I absolutely agree the abortion is the big divider. It's hugely important to a large group of conservative voters, and many of them are single issue voters on abortion. It's why Roy Moore is probably going to win in Alabama.
I'd put guns up there with abortion. Not quite as high, but high enough.
I also agree that same sex marriage sort of feels settled. Younger conservatives especially, I think, have mostly accepted this if not agree with it. The battle now is over things like do you have to decorate a cake for a same sex wedding that you object to. But that will all be sorted out. And interestingly, and importantly, culturally the populace was ahead of politicians and the courts when it came to same sex marriage. I think that's a big part of the reason that once things started happening, they happened quickly. The public's acceptance to gays and lesbians has grown dramatically in just the past decade.

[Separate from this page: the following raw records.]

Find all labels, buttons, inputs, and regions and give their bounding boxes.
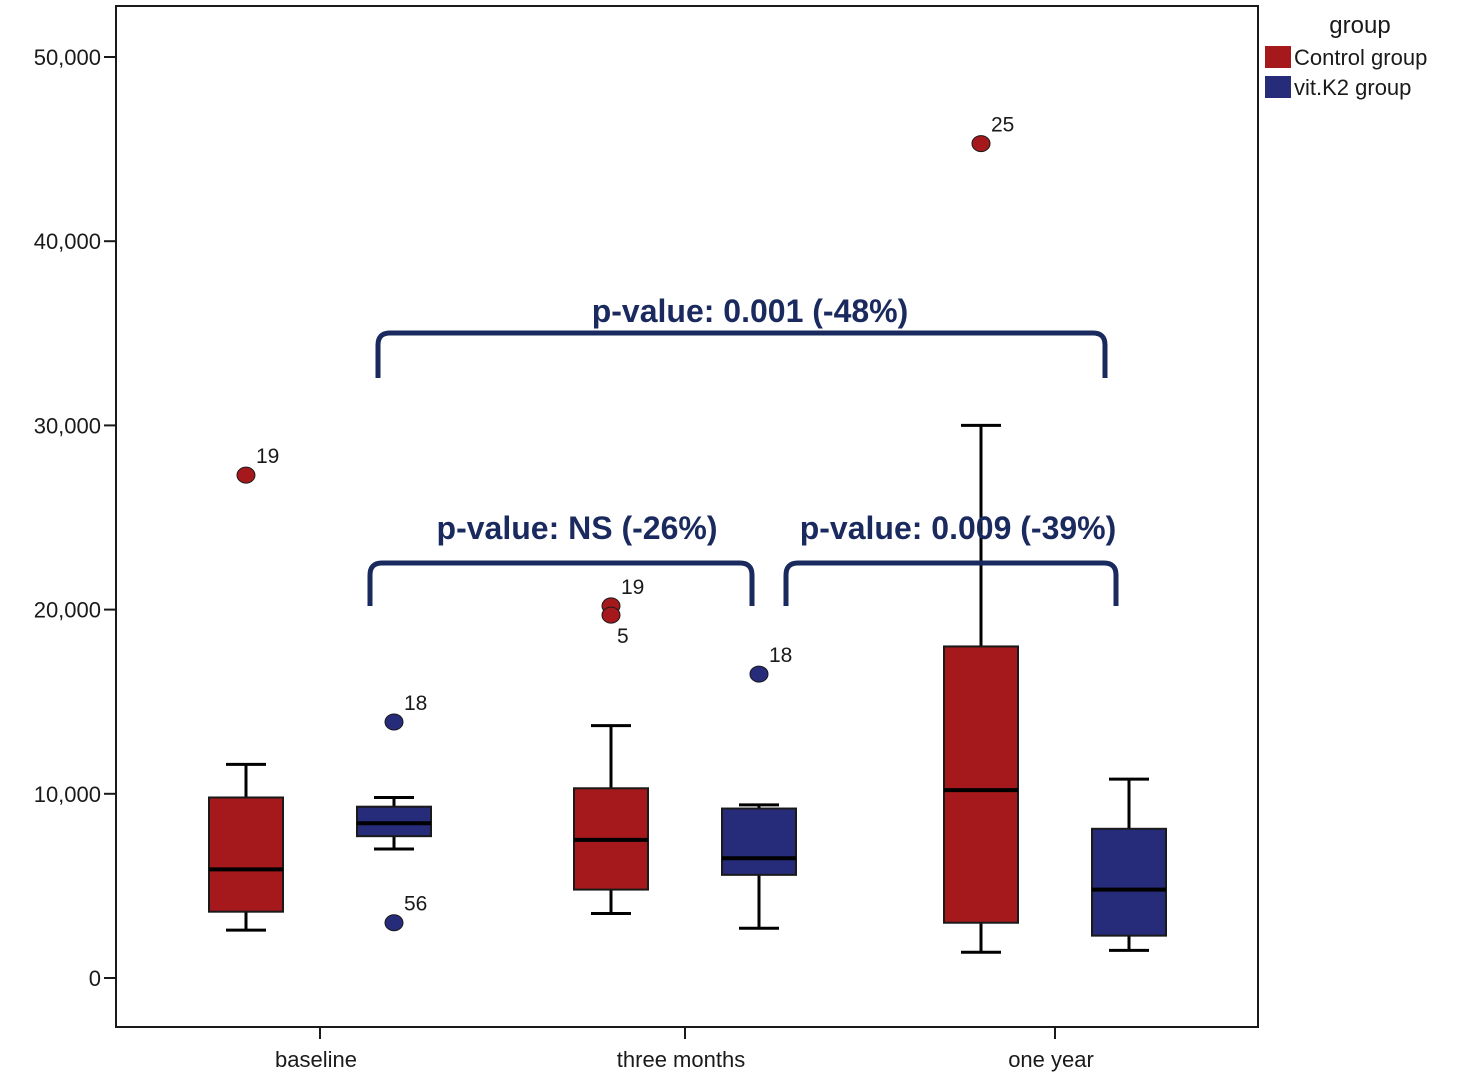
outlier-point-0 <box>749 665 769 683</box>
x-tick-label-0: baseline <box>275 1047 357 1072</box>
plot-frame <box>115 5 1259 1028</box>
y-axis: 0 10,000 20,000 30,000 40,000 50,000 <box>34 45 116 991</box>
outlier-point-0 <box>236 466 256 484</box>
x-tick-label-2: one year <box>1008 1047 1094 1072</box>
outlier-point-1 <box>384 914 404 932</box>
box-vit-k2-group-one-year <box>1091 777 1167 952</box>
legend-label-0: Control group <box>1294 45 1427 70</box>
legend: group Control group vit.K2 group <box>1265 12 1427 100</box>
box-control-group-baseline: 19 <box>208 445 284 932</box>
outlier-point-1 <box>601 606 621 624</box>
y-tick-label-0: 0 <box>89 966 101 991</box>
y-tick-label-4: 40,000 <box>34 229 101 254</box>
outlier-label-0: 25 <box>991 114 1014 137</box>
legend-swatch-1 <box>1265 76 1291 98</box>
y-tick-label-2: 20,000 <box>34 598 101 623</box>
legend-swatch-0 <box>1265 46 1291 68</box>
iqr-box <box>721 807 797 876</box>
x-axis: baseline three months one year <box>275 1027 1094 1072</box>
bracket-label-2: p-value: 0.009 (-39%) <box>800 510 1117 546</box>
outlier-label-0: 19 <box>621 576 644 599</box>
bracket-1 <box>367 560 755 606</box>
box-control-group-one-year: 25 <box>943 114 1019 954</box>
outlier-label-1: 56 <box>404 893 427 916</box>
bracket-2 <box>783 560 1119 606</box>
bracket-label-1: p-value: NS (-26%) <box>437 510 718 546</box>
legend-label-1: vit.K2 group <box>1294 75 1411 100</box>
outlier-label-0: 18 <box>404 692 427 715</box>
iqr-box <box>943 645 1019 924</box>
box-vit-k2-group-three-months: 18 <box>721 644 797 930</box>
y-tick-label-5: 50,000 <box>34 45 101 70</box>
outlier-label-0: 18 <box>769 644 792 667</box>
bracket-0 <box>375 330 1108 378</box>
outlier-label-1: 5 <box>617 625 629 648</box>
iqr-box <box>1091 827 1167 937</box>
bracket-label-0: p-value: 0.001 (-48%) <box>592 293 909 329</box>
y-tick-label-1: 10,000 <box>34 782 101 807</box>
significance-brackets: p-value: 0.001 (-48%) p-value: NS (-26%) p… <box>367 293 1119 606</box>
box-control-group-three-months: 19 5 <box>573 576 649 916</box>
iqr-box <box>208 796 284 913</box>
outlier-label-0: 19 <box>256 445 279 468</box>
outlier-point-0 <box>971 135 991 153</box>
y-tick-label-3: 30,000 <box>34 413 101 438</box>
x-tick-label-1: three months <box>617 1047 745 1072</box>
outlier-point-0 <box>384 713 404 731</box>
legend-title: group <box>1329 12 1390 39</box>
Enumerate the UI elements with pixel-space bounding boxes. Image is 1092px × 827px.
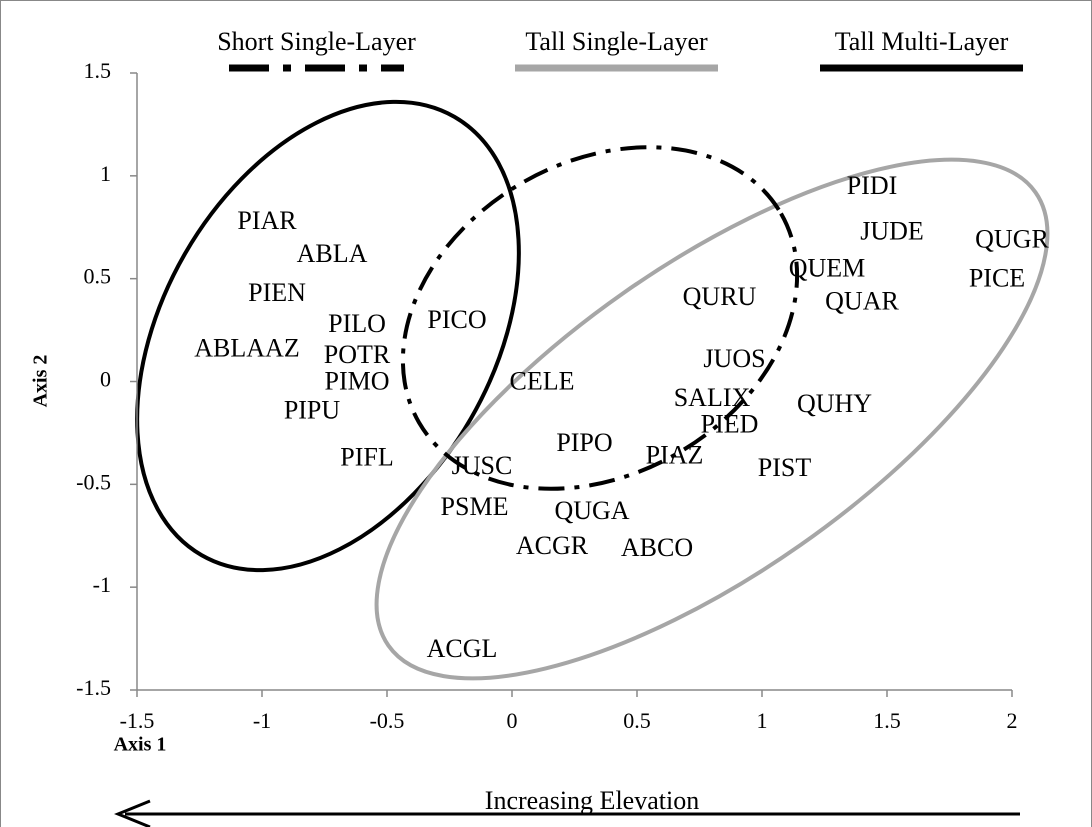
point-label: PICO (427, 305, 486, 334)
point-label: PILO (328, 309, 386, 338)
point-label: ACGL (427, 634, 498, 663)
x-axis-title: Axis 1 (114, 734, 167, 756)
y-axis-title: Axis 2 (30, 355, 52, 408)
point-label: POTR (324, 340, 391, 369)
legend-label: Tall Single-Layer (525, 27, 708, 56)
y-tick-label: -1.5 (76, 675, 111, 700)
y-tick-label: 0.5 (84, 264, 112, 289)
point-label: PICE (969, 264, 1025, 293)
point-label: ACGR (516, 531, 589, 560)
point-label: PIED (701, 410, 759, 439)
short-single-ellipse (400, 145, 800, 491)
x-tick-label: 2 (1007, 708, 1018, 733)
point-label: PIST (758, 453, 812, 482)
point-label: QUAR (825, 286, 899, 315)
point-label: PIPO (556, 428, 612, 457)
point-label: QUGA (554, 496, 629, 525)
point-label: PIAR (237, 206, 297, 235)
point-label: ABCO (621, 533, 693, 562)
annotation: Increasing Elevation (485, 786, 699, 815)
point-label: JUDE (860, 216, 924, 245)
y-tick-label: 1 (100, 161, 111, 186)
tall-single-ellipse (374, 157, 1050, 681)
point-label: JUOS (703, 344, 765, 373)
point-label: ABLAAZ (194, 334, 299, 363)
point-label: CELE (510, 367, 575, 396)
point-label: PIPU (284, 395, 341, 424)
x-tick-label: 1.5 (873, 708, 901, 733)
x-tick-label: -1 (253, 708, 271, 733)
y-tick-label: 0 (100, 367, 111, 392)
point-label: QUGR (975, 225, 1049, 254)
point-label: QURU (683, 282, 757, 311)
point-label: PIEN (248, 278, 306, 307)
y-tick-label: 1.5 (84, 58, 112, 83)
x-tick-label: -1.5 (120, 708, 155, 733)
point-label: QUEM (789, 253, 866, 282)
x-tick-label: 0.5 (623, 708, 651, 733)
legend-label: Tall Multi-Layer (835, 27, 1009, 56)
x-tick-label: -0.5 (370, 708, 405, 733)
arrow-head (114, 799, 151, 827)
point-label: PSME (441, 492, 509, 521)
y-tick-label: -0.5 (76, 469, 111, 494)
legend-label: Short Single-Layer (217, 27, 416, 56)
point-label: PIAZ (646, 441, 704, 470)
multi-layer-ellipse (135, 99, 521, 573)
point-label: PIFL (340, 443, 393, 472)
x-tick-label: 0 (507, 708, 518, 733)
point-label: QUHY (797, 389, 872, 418)
point-label: JUSC (452, 451, 513, 480)
y-tick-label: -1 (93, 572, 111, 597)
x-tick-label: 1 (757, 708, 768, 733)
point-label: SALIX (674, 383, 751, 412)
point-label: PIMO (324, 367, 389, 396)
point-label: ABLA (297, 239, 368, 268)
point-label: PIDI (847, 171, 898, 200)
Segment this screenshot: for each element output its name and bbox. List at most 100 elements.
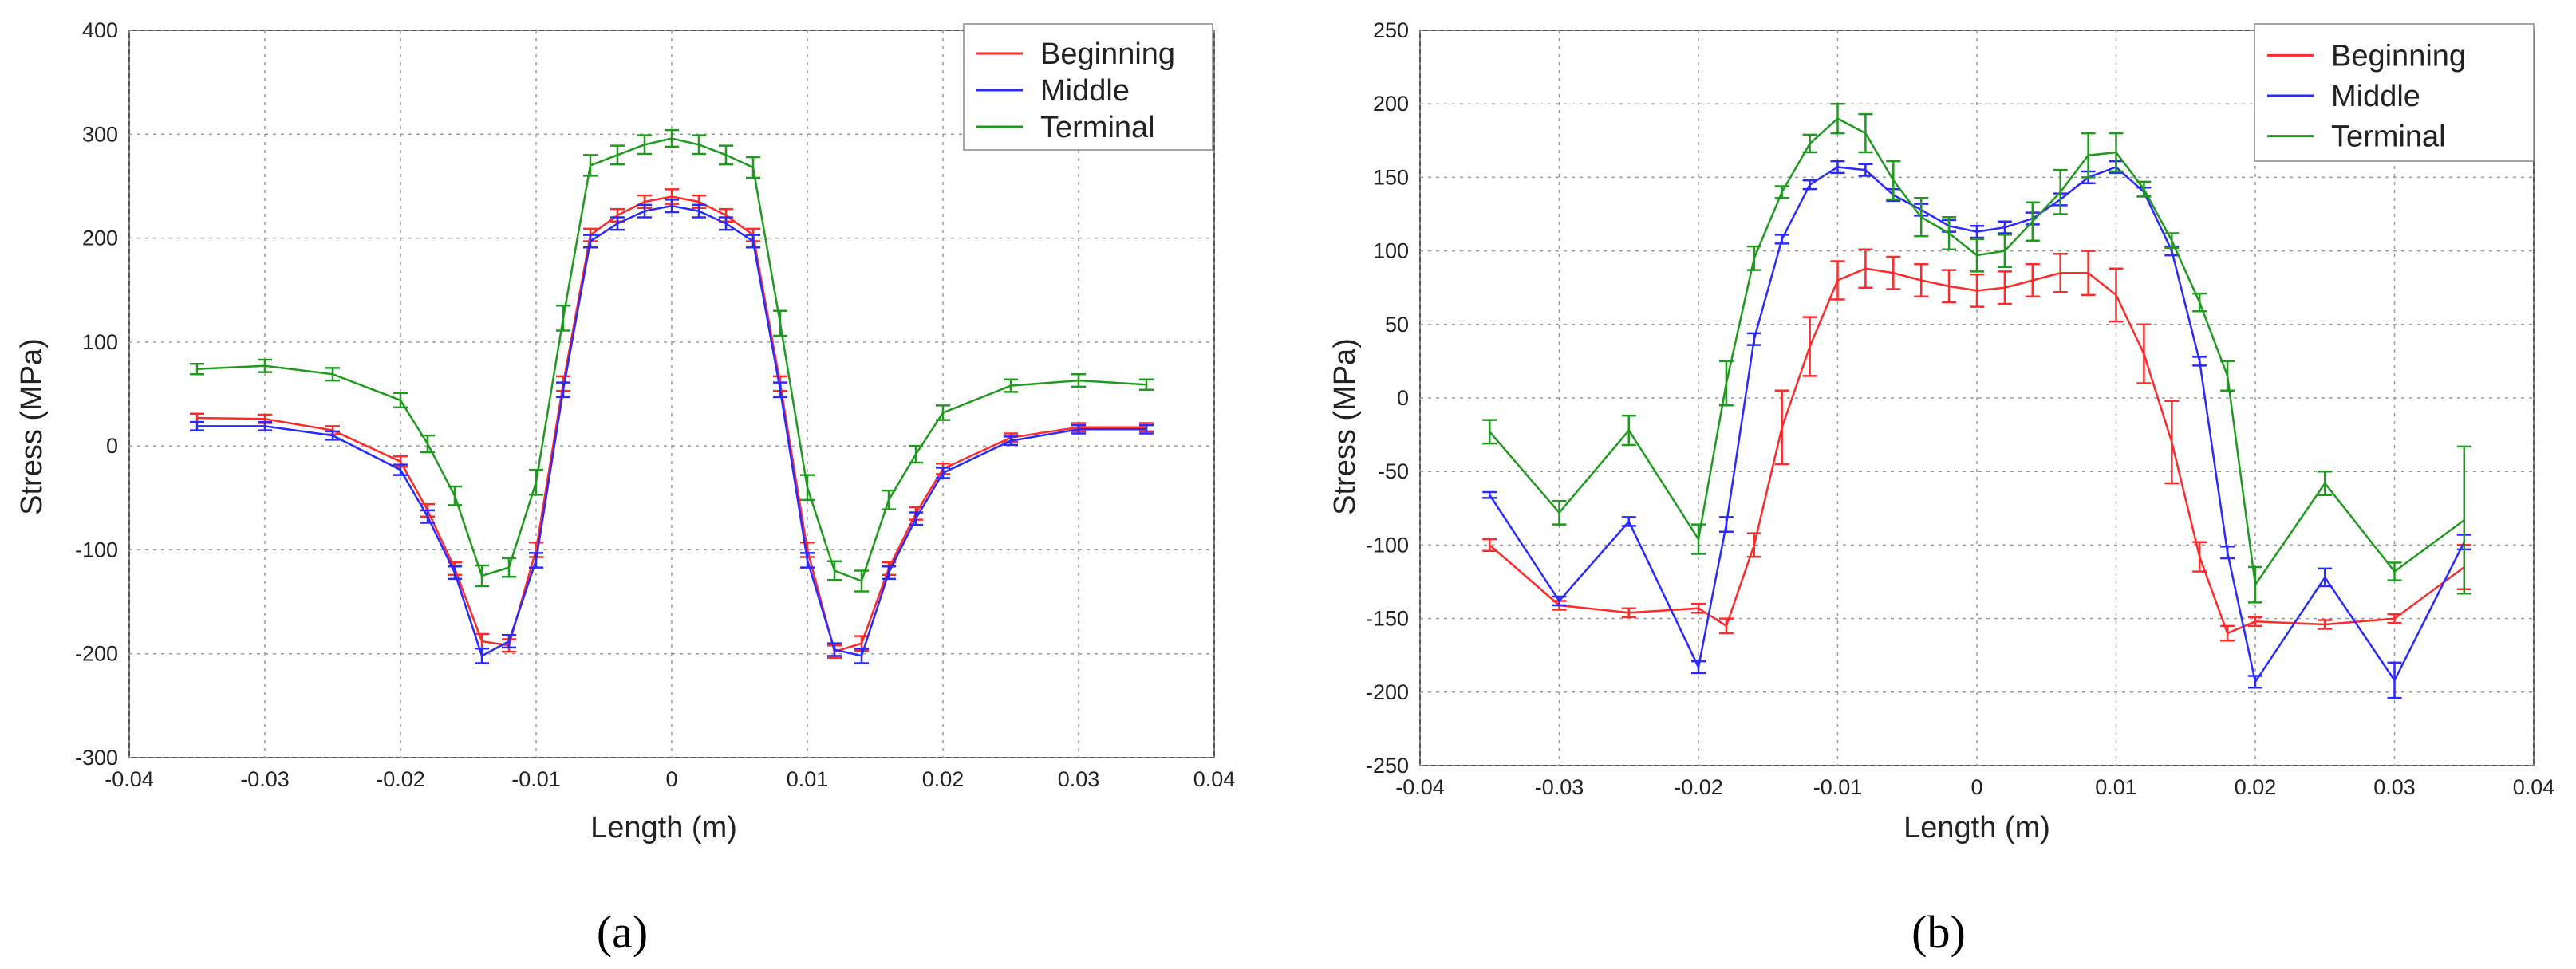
chart-b-series-middle-errorbar — [1621, 516, 1636, 527]
chart-a-series-terminal-errorbar — [1004, 378, 1018, 393]
chart-a-legend-label-beginning: Beginning — [1040, 37, 1175, 71]
chart-b-series-terminal-errorbar — [1621, 414, 1636, 447]
chart-b-x-tick-label: -0.02 — [1674, 775, 1723, 799]
chart-b-series-beginning-errorbar — [1914, 262, 1929, 298]
chart-a-x-tick-label: 0 — [665, 767, 677, 791]
chart-a-series-middle-errorbar — [1004, 435, 1018, 447]
chart-b-x-tick-label: 0 — [1970, 775, 1982, 799]
chart-b-x-tick-label: -0.01 — [1813, 775, 1863, 799]
chart-b-y-tick-label: -250 — [1366, 754, 1409, 778]
chart-a-ylabel: Stress (MPa) — [15, 338, 49, 515]
chart-a-series-terminal-errorbar — [882, 489, 896, 510]
chart-a-y-tick-label: -100 — [75, 538, 118, 561]
chart-a-series-terminal-errorbar — [909, 444, 923, 464]
chart-a-series-middle-errorbar — [393, 463, 408, 476]
chart-a-x-tick-label: 0.02 — [922, 767, 965, 791]
chart-b-legend-label-beginning: Beginning — [2331, 39, 2466, 73]
chart-a-x-tick-label: -0.01 — [511, 767, 561, 791]
chart-b-series-beginning-errorbar — [1942, 269, 1957, 304]
chart-b-series-beginning-errorbar — [1970, 273, 1984, 308]
chart-b-legend-label-middle: Middle — [2331, 80, 2420, 113]
chart-a-series-terminal-errorbar — [773, 309, 787, 337]
chart-a-y-tick-label: 100 — [82, 330, 118, 354]
chart-b-xlabel: Length (m) — [1903, 811, 2050, 845]
chart-b-series-terminal-errorbar — [1482, 419, 1497, 445]
chart-b-legend-label-terminal: Terminal — [2331, 120, 2446, 154]
chart-b-y-tick-label: -200 — [1366, 680, 1409, 704]
chart-a-series-middle-errorbar — [475, 647, 489, 664]
chart-b-series-middle-errorbar — [1802, 179, 1817, 191]
chart-a-legend-box — [963, 23, 1213, 151]
chart-b-series-terminal-errorbar — [1914, 196, 1929, 238]
chart-b-series-middle-errorbar — [1970, 225, 1984, 239]
chart-a: Stress (MPa) Length (m) (a) -0.04 -0.03 -0… — [15, 18, 1235, 958]
chart-b-series-beginning-errorbar — [2109, 267, 2124, 323]
chart-b-x-tick-label: 0.01 — [2095, 775, 2137, 799]
chart-b-y-tick-label: 50 — [1385, 313, 1409, 337]
chart-b-series-beginning-errorbar — [1691, 602, 1706, 614]
chart-b-series-terminal-errorbar — [2220, 360, 2235, 392]
chart-b-series-middle-errorbar — [1774, 234, 1789, 245]
chart-b-series-terminal-errorbar — [1746, 245, 1761, 271]
chart-a-series-terminal-errorbar — [665, 128, 679, 148]
chart-a-series-terminal-errorbar — [529, 468, 543, 496]
chart-a-y-tick-label: 400 — [82, 18, 118, 42]
chart-a-series-terminal-errorbar — [610, 144, 625, 166]
chart-b-series-terminal-errorbar — [1858, 112, 1873, 154]
chart-a-series-terminal-errorbar — [719, 144, 733, 166]
chart-b-series-middle-errorbar — [1552, 595, 1567, 607]
chart-b-legend-box — [2254, 23, 2535, 162]
chart-b-x-tick-label: 0.04 — [2513, 775, 2555, 799]
chart-a-series-terminal-errorbar — [583, 154, 598, 177]
chart-b-series-terminal-errorbar — [1942, 215, 1957, 251]
chart-b-series-middle-errorbar — [2220, 545, 2235, 560]
chart-b-series-beginning-errorbar — [1997, 270, 2012, 305]
chart-a-series-middle-errorbar — [529, 552, 543, 569]
chart-a-series-middle-errorbar — [936, 467, 950, 479]
chart-a-series-middle-errorbar — [854, 647, 869, 664]
chart-b-series-beginning-errorbar — [1858, 248, 1873, 289]
chart-a-series-terminal-errorbar — [393, 392, 408, 409]
chart-b-series-beginning-errorbar — [2164, 400, 2180, 485]
chart-b-series-beginning-errorbar — [1774, 389, 1789, 466]
chart-a-y-tick-label: 200 — [82, 226, 118, 250]
chart-a-series-terminal-errorbar — [448, 485, 462, 506]
chart-a-series-middle-errorbar — [692, 203, 706, 219]
chart-b-series-beginning-errorbar — [2248, 616, 2262, 628]
chart-a-series-middle-errorbar — [882, 565, 896, 581]
chart-a-x-tick-label: 0.01 — [787, 767, 829, 791]
chart-b-series-terminal-errorbar — [1886, 160, 1901, 201]
chart-a-series-middle-errorbar — [909, 511, 923, 526]
chart-b-series-middle-errorbar — [1858, 163, 1873, 177]
chart-a-series-terminal-errorbar — [325, 367, 340, 382]
chart-b-series-terminal-errorbar — [2081, 132, 2096, 179]
chart-b-series-middle-errorbar — [2248, 675, 2262, 689]
chart-b-series-middle-errorbar — [1691, 660, 1706, 675]
chart-a-x-tick-label: 0.04 — [1193, 767, 1236, 791]
chart-b-series-terminal-errorbar — [2387, 561, 2402, 581]
chart-a-legend-label-middle: Middle — [1040, 74, 1130, 108]
chart-b-x-tick-label: -0.04 — [1395, 775, 1445, 799]
chart-b-series-beginning-errorbar — [2220, 624, 2235, 642]
chart-b-series-terminal-errorbar — [2164, 232, 2180, 250]
chart-b-series-beginning-errorbar — [1621, 607, 1636, 619]
chart-a-series-terminal-errorbar — [692, 134, 706, 156]
chart-b-y-tick-label: 150 — [1373, 165, 1409, 189]
chart-b-series-terminal-errorbar — [2136, 180, 2152, 198]
chart-b-series-beginning-errorbar — [2318, 619, 2333, 630]
chart-a-series-middle-errorbar — [1139, 423, 1154, 435]
chart-a-y-tick-label: 300 — [82, 122, 118, 146]
panel-label-a: (a) — [597, 906, 648, 958]
panel-label-b: (b) — [1911, 906, 1966, 958]
chart-b-series-middle-errorbar — [2387, 661, 2402, 699]
chart-b-series-terminal-errorbar — [1718, 360, 1734, 407]
chart-a-x-tick-label: -0.04 — [105, 767, 154, 791]
chart-b-series-beginning-errorbar — [1830, 260, 1845, 301]
chart-a-series-terminal-errorbar — [854, 569, 869, 593]
chart-a-series-middle-errorbar — [665, 199, 679, 214]
chart-a-series-terminal-errorbar — [556, 305, 570, 332]
chart-b-series-beginning-errorbar — [2025, 262, 2040, 298]
chart-b-series-terminal-errorbar — [1802, 133, 1817, 154]
chart-a-series-terminal-errorbar — [502, 557, 516, 578]
chart-b-series-terminal-errorbar — [2192, 292, 2207, 313]
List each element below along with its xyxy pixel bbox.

The thing is though, even if I disagree with conservatives on abortion and same sex marriage, I don't automatically assume the worst about their intentions. I don't assume that a pro-choice person is a misogynist who wants to enslave women. I don't assume that someone who believes marriage is between a man and a woman is a homophobe who hates gay people. If someone says they want a secure border I don't assume they're a xenophobic bigot. If they're pro-gun I don't say they have blood on their hands everytime there's a mass shooting.
That's not so say that some of this is not rooted in sexism, or racism or homophobia. There's no doubt some of it is. But I also think there are people who, for religious or cultural reasons, feel differently than I do in good faith. I might think they're wrong, but that's different than attacking their motivations. And that's what a lot of them hear on social media all day. Even if you think they're a racist because of the policies they support, it doesn't mean they think of themselves that way.
There was an interesting study recently regarding how conservatives and progressives define things like racism differently. Conservatives tend to think a person is racist if they act with some kind of racial malice or bigotry in their own lives, whereas progressives tend to regard someone as racist if they support what they regard to be racist policies. It's an interesting distinction and that I think explains some of all this.